When Alice Hart’s husband runs off with his secretary, she runs off with his dog to lick her wounds in a North Yorkshire village. Battling with loneliness but trying to make the best of her new start, she soon meets her neighbours, including the drop-dead gorgeous builder Richard Wainwright and the kindly yet reticent café owner, Owen Maltby.
As Alice employs Richard to start renovating the barn next to her house, all is not what it seems. Why does she start seeing Owen when he clearly isn’t there? Where – or when – does the strange crying come from? And if Owen is the village charmer, what exactly does that mean?
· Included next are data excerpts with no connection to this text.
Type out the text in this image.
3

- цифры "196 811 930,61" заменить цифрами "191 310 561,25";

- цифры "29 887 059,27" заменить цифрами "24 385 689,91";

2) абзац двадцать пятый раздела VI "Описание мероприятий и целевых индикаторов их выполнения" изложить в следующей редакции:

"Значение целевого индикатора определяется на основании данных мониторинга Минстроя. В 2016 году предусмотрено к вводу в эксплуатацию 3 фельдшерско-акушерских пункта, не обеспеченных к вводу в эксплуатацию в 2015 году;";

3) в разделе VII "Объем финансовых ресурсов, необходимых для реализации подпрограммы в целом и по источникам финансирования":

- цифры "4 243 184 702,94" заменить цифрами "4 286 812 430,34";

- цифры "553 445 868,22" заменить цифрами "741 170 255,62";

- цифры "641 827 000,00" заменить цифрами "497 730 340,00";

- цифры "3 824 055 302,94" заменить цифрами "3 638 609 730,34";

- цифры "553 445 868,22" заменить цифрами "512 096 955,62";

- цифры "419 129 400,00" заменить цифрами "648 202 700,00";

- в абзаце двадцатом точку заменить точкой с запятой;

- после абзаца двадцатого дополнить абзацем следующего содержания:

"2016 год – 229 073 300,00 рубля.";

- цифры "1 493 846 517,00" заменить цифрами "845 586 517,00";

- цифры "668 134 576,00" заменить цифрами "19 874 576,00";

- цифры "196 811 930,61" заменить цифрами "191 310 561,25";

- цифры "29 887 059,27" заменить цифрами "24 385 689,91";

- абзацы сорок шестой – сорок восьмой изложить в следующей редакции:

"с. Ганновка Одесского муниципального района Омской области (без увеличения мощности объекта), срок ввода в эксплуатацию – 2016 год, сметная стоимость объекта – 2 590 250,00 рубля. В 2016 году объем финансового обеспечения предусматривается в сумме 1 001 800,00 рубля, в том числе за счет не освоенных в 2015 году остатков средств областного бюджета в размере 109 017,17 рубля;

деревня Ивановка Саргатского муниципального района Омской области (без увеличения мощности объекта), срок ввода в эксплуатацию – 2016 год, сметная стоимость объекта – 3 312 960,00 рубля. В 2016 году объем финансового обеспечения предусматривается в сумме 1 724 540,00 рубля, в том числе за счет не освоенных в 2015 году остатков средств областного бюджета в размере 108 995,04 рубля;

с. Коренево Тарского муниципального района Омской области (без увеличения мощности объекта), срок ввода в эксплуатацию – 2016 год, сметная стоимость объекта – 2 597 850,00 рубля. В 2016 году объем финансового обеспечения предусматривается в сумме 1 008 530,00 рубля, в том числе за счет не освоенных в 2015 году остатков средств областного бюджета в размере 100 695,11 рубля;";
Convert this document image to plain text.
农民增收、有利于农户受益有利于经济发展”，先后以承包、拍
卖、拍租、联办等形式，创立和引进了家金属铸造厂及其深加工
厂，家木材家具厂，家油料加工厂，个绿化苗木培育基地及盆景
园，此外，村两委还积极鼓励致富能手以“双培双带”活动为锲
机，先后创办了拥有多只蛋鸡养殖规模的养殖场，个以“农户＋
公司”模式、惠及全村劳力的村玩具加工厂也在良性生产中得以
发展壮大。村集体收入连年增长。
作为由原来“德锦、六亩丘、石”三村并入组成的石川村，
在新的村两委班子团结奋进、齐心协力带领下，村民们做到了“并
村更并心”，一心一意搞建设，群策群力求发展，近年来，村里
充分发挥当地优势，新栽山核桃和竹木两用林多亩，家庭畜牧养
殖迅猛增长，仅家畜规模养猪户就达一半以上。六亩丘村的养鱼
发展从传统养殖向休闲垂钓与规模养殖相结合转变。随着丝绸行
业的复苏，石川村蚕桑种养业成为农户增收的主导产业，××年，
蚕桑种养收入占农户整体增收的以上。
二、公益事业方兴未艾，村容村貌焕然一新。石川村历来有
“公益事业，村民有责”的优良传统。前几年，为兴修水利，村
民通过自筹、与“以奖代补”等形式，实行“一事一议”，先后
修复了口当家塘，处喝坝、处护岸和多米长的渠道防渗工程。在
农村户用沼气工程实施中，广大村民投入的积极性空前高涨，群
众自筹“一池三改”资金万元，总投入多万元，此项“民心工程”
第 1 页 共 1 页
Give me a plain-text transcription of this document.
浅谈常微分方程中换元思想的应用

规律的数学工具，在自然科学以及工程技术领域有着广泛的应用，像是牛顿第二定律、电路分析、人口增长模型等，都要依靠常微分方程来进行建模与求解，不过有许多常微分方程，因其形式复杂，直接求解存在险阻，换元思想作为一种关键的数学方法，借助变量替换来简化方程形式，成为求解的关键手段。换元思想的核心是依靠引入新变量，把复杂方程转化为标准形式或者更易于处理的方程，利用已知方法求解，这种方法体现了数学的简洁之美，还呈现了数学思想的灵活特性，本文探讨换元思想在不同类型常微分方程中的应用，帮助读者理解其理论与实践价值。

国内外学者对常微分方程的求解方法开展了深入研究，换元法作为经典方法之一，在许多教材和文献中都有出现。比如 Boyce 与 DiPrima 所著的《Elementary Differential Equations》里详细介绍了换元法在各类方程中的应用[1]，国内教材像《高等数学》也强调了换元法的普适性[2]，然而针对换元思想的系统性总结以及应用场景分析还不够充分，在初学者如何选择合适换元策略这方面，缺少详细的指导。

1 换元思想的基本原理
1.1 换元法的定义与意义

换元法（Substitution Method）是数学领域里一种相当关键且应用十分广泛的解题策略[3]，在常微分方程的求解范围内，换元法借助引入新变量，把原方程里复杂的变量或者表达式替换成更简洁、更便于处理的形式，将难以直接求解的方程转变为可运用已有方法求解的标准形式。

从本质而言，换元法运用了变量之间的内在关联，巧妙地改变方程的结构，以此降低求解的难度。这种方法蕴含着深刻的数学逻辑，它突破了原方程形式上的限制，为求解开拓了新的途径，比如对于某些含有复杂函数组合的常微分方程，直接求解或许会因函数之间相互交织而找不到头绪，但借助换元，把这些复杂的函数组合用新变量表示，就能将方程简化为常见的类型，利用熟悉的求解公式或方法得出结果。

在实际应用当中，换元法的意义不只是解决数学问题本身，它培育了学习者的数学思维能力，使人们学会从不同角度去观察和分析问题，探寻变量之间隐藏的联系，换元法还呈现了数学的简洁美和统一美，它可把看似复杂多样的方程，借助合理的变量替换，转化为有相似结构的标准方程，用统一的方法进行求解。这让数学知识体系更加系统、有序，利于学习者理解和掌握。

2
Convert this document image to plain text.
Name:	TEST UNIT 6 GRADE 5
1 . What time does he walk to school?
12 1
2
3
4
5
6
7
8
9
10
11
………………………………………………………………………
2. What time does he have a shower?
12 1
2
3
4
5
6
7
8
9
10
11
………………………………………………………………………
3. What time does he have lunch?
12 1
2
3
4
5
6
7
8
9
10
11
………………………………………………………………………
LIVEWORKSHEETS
The Cheesemaker’s House is a gripping read, inspired by a framed will found in the dining room of the author’s dream Yorkshire house. The previous owners explained that the house had been built at the request of the village cheesemaker in 1726 – and that the cheesemaker was a woman. And so the historical aspect of the story was born.
Jane Cable’s novel won the Suspense & Crime category of The Alan Titchmarsh Show’s People’s Novelist competition, reaching the last four out of over a thousand entries. The judges of this competition compared her work to that of Barbara Erskine, but it also resembles the more recent works of Alan Titchmarsh or Kate Mosse.
The Cheesemaker’s House can be enjoyed by anyone who has become bored of today’s predictable ‘boy-meets-girl’ romance novels.